On Tuesday's episode of The Ezra Levant Show, Ezra weighed in on the debate over artificial intelligence in Canada, which came into sharp focus this week, after Meta — the parent company of Facebook, Instagram and WhatsApp — announced it is building its first data centre outside the United States, and it's going in Alberta.
Ezra noted something conspicuous about the announcement: federal AI minister Evan Solomon was nowhere to be found.
"Because Carney can't take the credit for it, because there's no tax dollars involved, the Liberals haven't said a word about it," he said, arguing the silence from Ottawa says as much as any statement would.
Whether people like it or not, Ezra said, artificial intelligence is coming, the same way smartphones did.

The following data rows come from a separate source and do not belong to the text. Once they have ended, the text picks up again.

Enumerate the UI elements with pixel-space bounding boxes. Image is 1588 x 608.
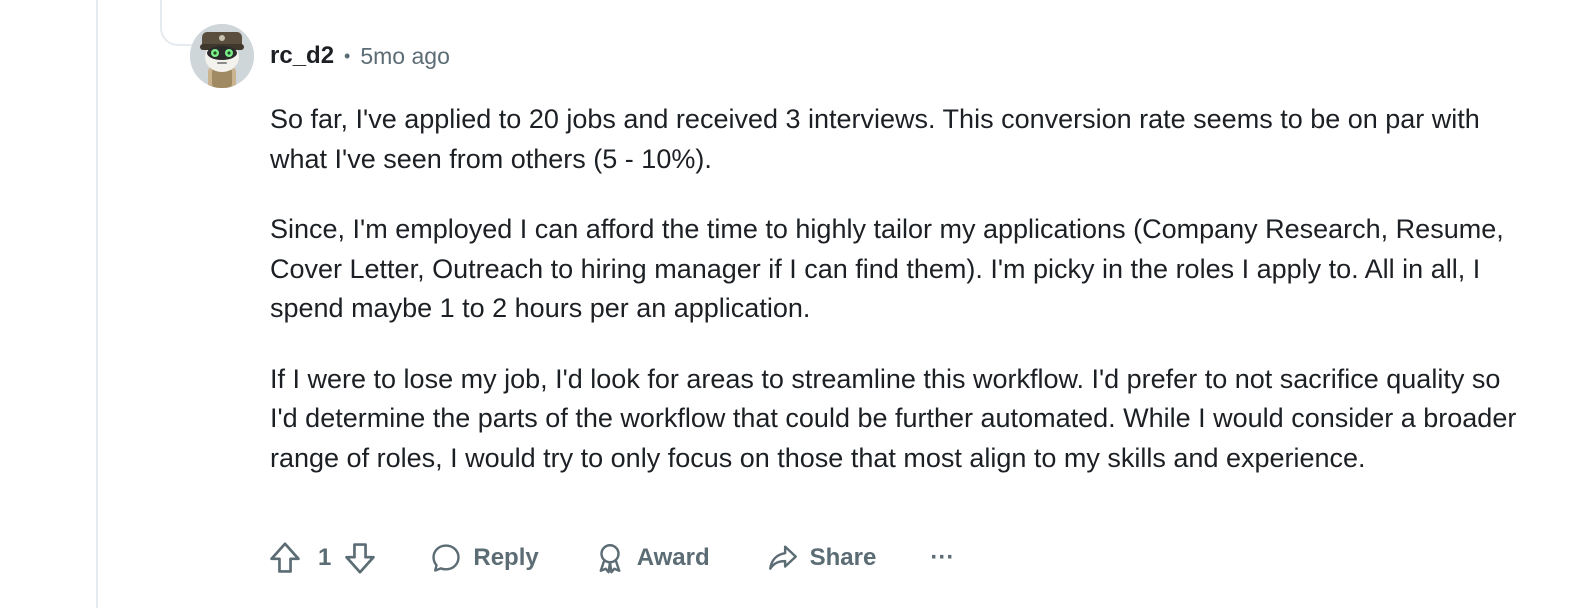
reply-button[interactable]: Reply [429,541,539,575]
thread-connector [160,0,196,46]
comment-paragraph: Since, I'm employed I can afford the tim… [270,214,1504,323]
speech-bubble-icon [432,544,461,572]
comment-meta: rc_d2 • 5mo ago [270,40,450,72]
comment-body: So far, I've applied to 20 jobs and rece… [270,100,1530,509]
timestamp[interactable]: 5mo ago [360,40,450,72]
downvote-arrow-icon [345,543,376,574]
award-label: Award [636,544,710,571]
upvote-button[interactable] [266,539,304,577]
vote-count: 1 [318,544,332,571]
reply-label: Reply [473,544,539,571]
share-label: Share [809,544,877,571]
share-button[interactable]: Share [766,541,877,575]
more-options-button[interactable]: ··· [930,544,954,572]
award-ribbon-icon [599,544,621,574]
comment-paragraph: So far, I've applied to 20 jobs and rece… [270,104,1480,174]
upvote-arrow-icon [270,542,300,573]
thread-line[interactable] [96,0,98,608]
robot-avatar-icon [190,24,254,88]
award-button[interactable]: Award [593,541,710,575]
comment-paragraph: If I were to lose my job, I'd look for a… [270,363,1517,473]
comment-action-bar: 1 Reply Award Share ··· [266,536,954,580]
downvote-button[interactable] [341,539,379,577]
meta-separator: • [344,46,351,66]
ellipsis-icon: ··· [930,544,955,571]
username[interactable]: rc_d2 [270,40,334,72]
avatar[interactable] [190,24,254,88]
share-arrow-icon [768,545,797,570]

"The question is whether we'll have AI run by ChatGPT or Grok, or run by the People's Liberation Army," he said, pointing to Nvidia, Apple and SpaceX as evidence that the world's leading tech giants are still, for now, American.
Ezra acknowledged the anxiety many Canadians feel watching the technology advance, including footage circulating online of a man physically beating up a driverless taxi. He said the frustration is understandable, but compared it to past waves of automation, noting that 250 years ago, roughly 90 percent of North Americans worked on farms, a figure that has since fallen dramatically, with those displaced workers moving into jobs that didn't yet exist.

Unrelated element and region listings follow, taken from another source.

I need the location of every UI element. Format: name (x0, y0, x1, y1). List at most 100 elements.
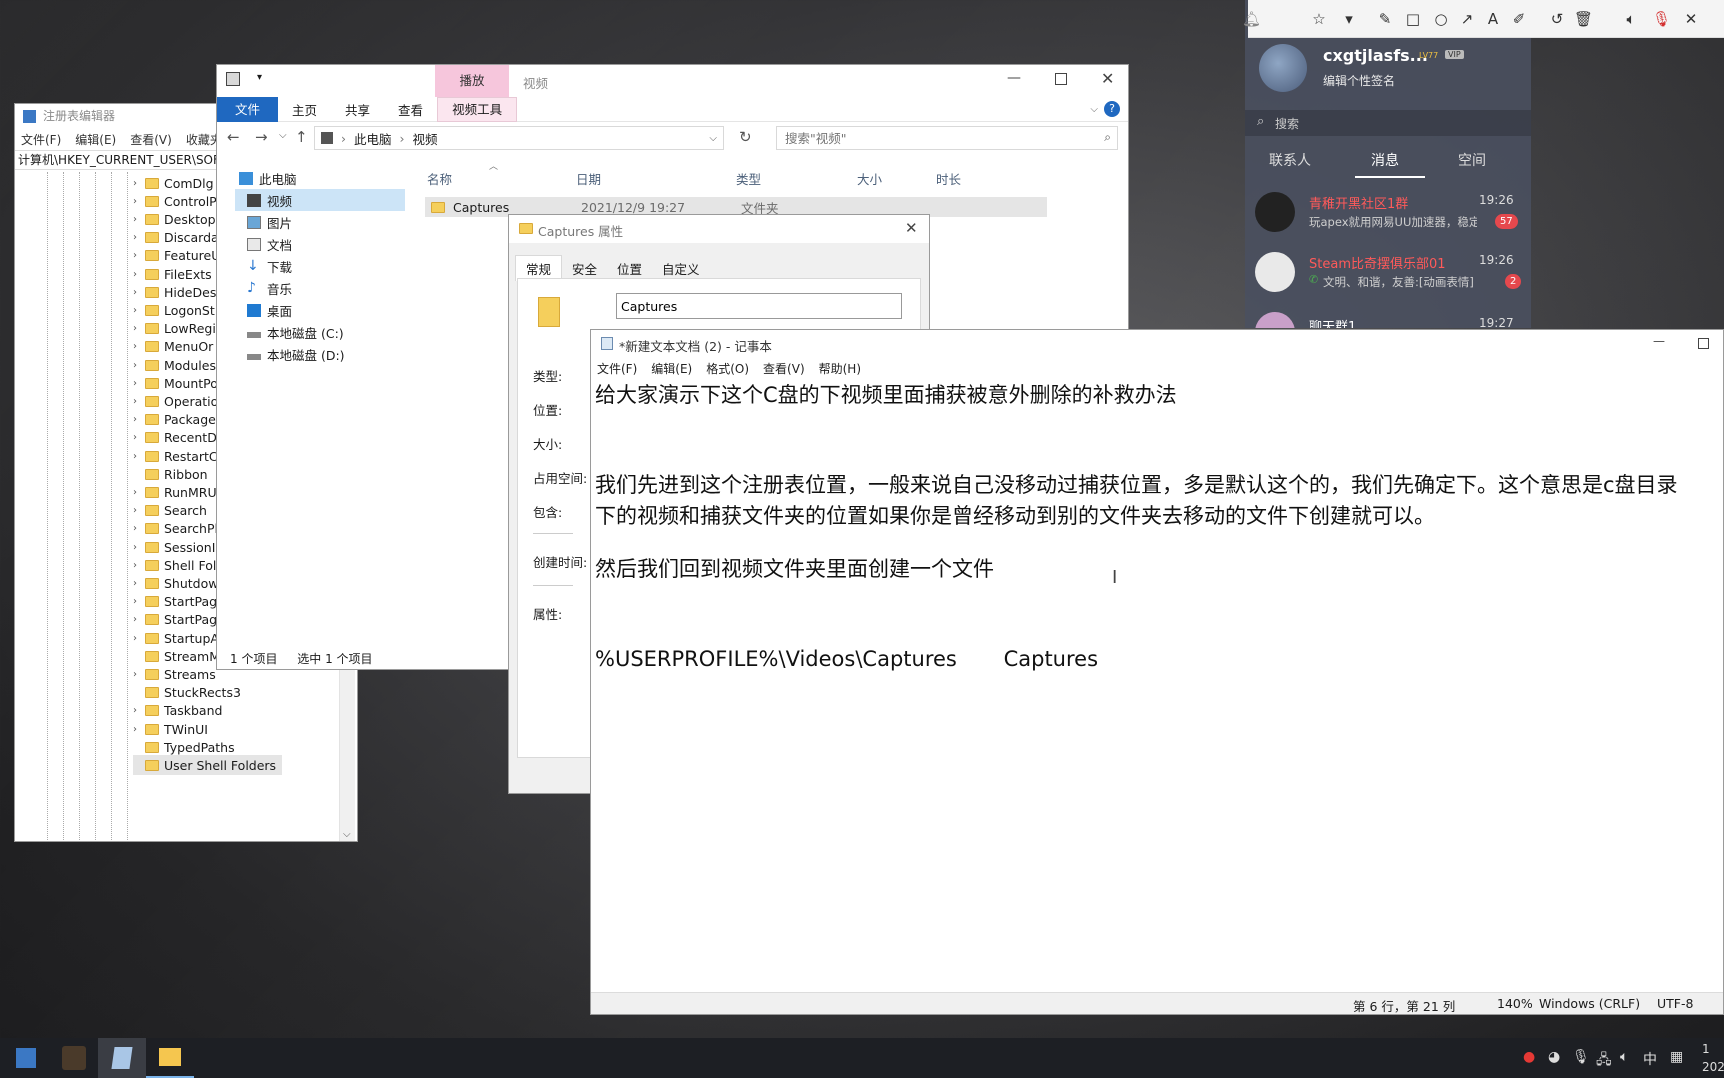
tab-messages[interactable]: 消息 (1371, 150, 1399, 170)
registry-key[interactable]: › LowRegi (133, 319, 216, 339)
registry-key[interactable]: StuckRects3 (133, 683, 241, 703)
expand-chevron-icon[interactable]: › (133, 341, 145, 352)
registry-key[interactable]: › ControlP (133, 191, 217, 211)
network-icon[interactable]: 🖧︎ (1596, 1049, 1612, 1073)
column-size[interactable]: 大小 (857, 169, 882, 188)
taskbar-app[interactable] (50, 1038, 98, 1078)
registry-key[interactable]: › RunMRU (133, 482, 217, 502)
expand-chevron-icon[interactable]: › (133, 705, 145, 716)
menu-file[interactable]: 文件(F) (21, 131, 61, 148)
expand-chevron-icon[interactable]: › (133, 487, 145, 498)
pen-icon[interactable]: ✎ (1376, 10, 1394, 28)
column-length[interactable]: 时长 (936, 169, 961, 188)
expand-chevron-icon[interactable]: › (133, 323, 145, 334)
registry-key[interactable]: › ComDlg (133, 173, 214, 193)
nav-drive-c[interactable]: 本地磁盘 (C:) (247, 321, 344, 343)
expand-chevron-icon[interactable]: › (133, 451, 145, 462)
chat-item[interactable]: Steam比奇摆俱乐部01 19:26 ✆ 文明、和谐，友善:[动画表情] 2 (1255, 244, 1525, 302)
recent-dropdown-icon[interactable]: ⌵ (279, 130, 287, 141)
registry-key[interactable]: › Package (133, 410, 216, 430)
registry-key[interactable]: › Search (133, 501, 207, 521)
ime-indicator[interactable]: 中 (1643, 1049, 1657, 1069)
close-button[interactable]: ✕ (1101, 69, 1114, 88)
address-bar[interactable]: › 此电脑 › 视频 ⌵ (314, 126, 724, 150)
nav-desktop[interactable]: 桌面 (247, 299, 292, 321)
notepad-maximize-button[interactable] (1698, 338, 1709, 349)
taskbar-notepad[interactable] (98, 1038, 146, 1078)
signature[interactable]: 编辑个性签名 (1323, 72, 1395, 89)
microphone-muted-icon[interactable]: 🎙︎ (1652, 10, 1671, 28)
address-dropdown-icon[interactable]: ⌵ (709, 133, 717, 144)
registry-key[interactable]: › Modules (133, 355, 216, 375)
expand-chevron-icon[interactable]: › (133, 414, 145, 425)
avatar[interactable] (1259, 44, 1307, 92)
menu-edit[interactable]: 编辑(E) (75, 131, 116, 148)
qq-search-input[interactable]: 搜索 (1275, 115, 1299, 132)
menu-format[interactable]: 格式(O) (706, 360, 749, 377)
search-icon[interactable]: ⌕ (1104, 130, 1111, 145)
back-arrow-icon[interactable]: ← (227, 128, 240, 146)
tab-location[interactable]: 位置 (607, 256, 652, 281)
expand-chevron-icon[interactable]: › (133, 542, 145, 553)
tab-customize[interactable]: 自定义 (652, 256, 710, 281)
search-input[interactable] (777, 127, 1077, 149)
tab-video-tools[interactable]: 视频工具 (437, 96, 518, 122)
forward-arrow-icon[interactable]: → (255, 128, 268, 146)
menu-edit[interactable]: 编辑(E) (651, 360, 692, 377)
maximize-button[interactable] (1055, 73, 1067, 85)
expand-chevron-icon[interactable]: › (133, 250, 145, 261)
tab-contacts[interactable]: 联系人 (1269, 150, 1311, 170)
folder-name-field[interactable] (616, 293, 902, 319)
registry-key[interactable]: › SearchPl (133, 519, 218, 539)
qq-messenger-panel[interactable]: cxgtjlasfs... LV77 VIP 编辑个性签名 ⌕ 搜索 联系人 消… (1245, 0, 1531, 328)
registry-key[interactable]: Ribbon (133, 464, 208, 484)
expand-chevron-icon[interactable]: › (133, 596, 145, 607)
ribbon-expand-icon[interactable]: ⌵ (1084, 104, 1104, 115)
registry-key[interactable]: › FileExts (133, 264, 212, 284)
tab-share[interactable]: 共享 (331, 100, 384, 119)
tab-home[interactable]: 主页 (278, 100, 331, 119)
help-icon[interactable]: ? (1104, 101, 1120, 117)
expand-chevron-icon[interactable]: › (133, 214, 145, 225)
nav-downloads[interactable]: ↓ 下载 (247, 255, 292, 277)
menu-help[interactable]: 帮助(H) (819, 360, 861, 377)
qq-search-bar[interactable]: ⌕ 搜索 (1245, 110, 1531, 136)
column-type[interactable]: 类型 (736, 169, 761, 188)
tab-security[interactable]: 安全 (562, 256, 607, 281)
notepad-text-area[interactable]: 给大家演示下这个C盘的下视频里面捕获被意外删除的补救办法 我们先进到这个注册表位… (593, 380, 1723, 992)
registry-key[interactable]: › SessionI (133, 537, 215, 557)
expand-chevron-icon[interactable]: › (133, 378, 145, 389)
expand-chevron-icon[interactable]: › (133, 178, 145, 189)
registry-key[interactable]: › Operatio (133, 391, 218, 411)
registry-key[interactable]: › LogonSt (133, 300, 215, 320)
expand-chevron-icon[interactable]: › (133, 360, 145, 371)
registry-key[interactable]: › RecentD (133, 428, 217, 448)
expand-chevron-icon[interactable]: › (133, 560, 145, 571)
up-arrow-icon[interactable]: ↑ (295, 128, 308, 146)
minimize-button[interactable]: — (1007, 70, 1021, 86)
breadcrumb-this-pc[interactable]: 此电脑 (354, 129, 392, 148)
column-date[interactable]: 日期 (576, 169, 601, 188)
bell-icon[interactable]: 🔔︎ (1242, 10, 1261, 28)
expand-chevron-icon[interactable]: › (133, 269, 145, 280)
expand-chevron-icon[interactable]: › (133, 724, 145, 735)
registry-key[interactable]: › Shell Fol (133, 555, 216, 575)
registry-key[interactable]: › StartPag (133, 610, 217, 630)
speaker-icon[interactable]: 🔈︎ (1622, 10, 1640, 28)
expand-chevron-icon[interactable]: › (133, 232, 145, 243)
expand-chevron-icon[interactable]: › (133, 633, 145, 644)
close-icon[interactable]: ✕ (1682, 10, 1700, 28)
nav-documents[interactable]: 文档 (247, 233, 292, 255)
registry-key[interactable]: › Shutdow (133, 573, 219, 593)
nav-drive-d[interactable]: 本地磁盘 (D:) (247, 343, 345, 365)
registry-key[interactable]: › MountPo (133, 373, 218, 393)
undo-icon[interactable]: ↺ (1548, 10, 1566, 28)
menu-view[interactable]: 查看(V) (130, 131, 172, 148)
expand-chevron-icon[interactable]: › (133, 432, 145, 443)
nav-videos[interactable]: 视频 (247, 189, 292, 211)
qq-tray-icon[interactable]: ◕ (1548, 1049, 1560, 1065)
column-name[interactable]: 名称 (427, 169, 452, 188)
scroll-down-icon[interactable]: ⌵ (343, 829, 351, 840)
expand-chevron-icon[interactable]: › (133, 396, 145, 407)
expand-chevron-icon[interactable]: › (133, 669, 145, 680)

He reserved sharper criticism for Manitoba Premier Wab Kinew, who scrapped a proposed data centre for his province, catching the company behind it off guard. Ezra called the move "so weird and conspiratorial," saying Kinew's suggestion that a data centre itself could "spy" on people misunderstands what a data centre is.
"Blaming the processors in a factory would be like blaming a farm because the steak you ordered in the restaurant was undercooked," Ezra said.
He also noted what he called an inconsistency in Kinew's record: as Manitoba's opposition leader during the COVID-19 pandemic, Kinew repeatedly pushed the government to go further on enforcement and surveillance of citizens under lockdown measures, making his newfound worry about corporate data centres, in Ezra's words, "a bit weird."
Turning to the substance of the objections, Ezra said the Alberta project will employ about 3,000 workers during construction and roughly 300 permanently, and that Meta plans to build its own natural-gas power plant rather than draw from the existing grid, along with a closed-loop cooling system it says will use less water than conventional facilities. He noted the company has pledged $60 million toward local infrastructure and community grants.
Ezra sorted the opposition to the project into three camps. The first, he said, opposes all industrial development on principle, comparing them to past opponents of pipelines and oilsands projects. The second is more sympathetic in Ezra's telling: people wary of Facebook's track record on privacy and its role during pandemic-era content moderation, whose concerns he said deserve straight answers rather than dismissal.
The third group, he said, is the one that concerns him most: those who oppose the West's dominance in AI outright. He pointed to warnings from CSIS about foreign information operations tied to China and Iran operating in Canada, arguing that critics who stay silent on authoritarian versions of the same technology reveal where their real objection lies.
"They're against Palantir, but not against the Chinese version of Palantir," he said.
Ezra will continue to examine the issue further in the months ahead. In the meantime, if you want to stop using a cell phone or stop using AI, go ahead. Take back control of your life.
But trying to stop a data centre in Canada? Don't make the Chinese Embassy’s day.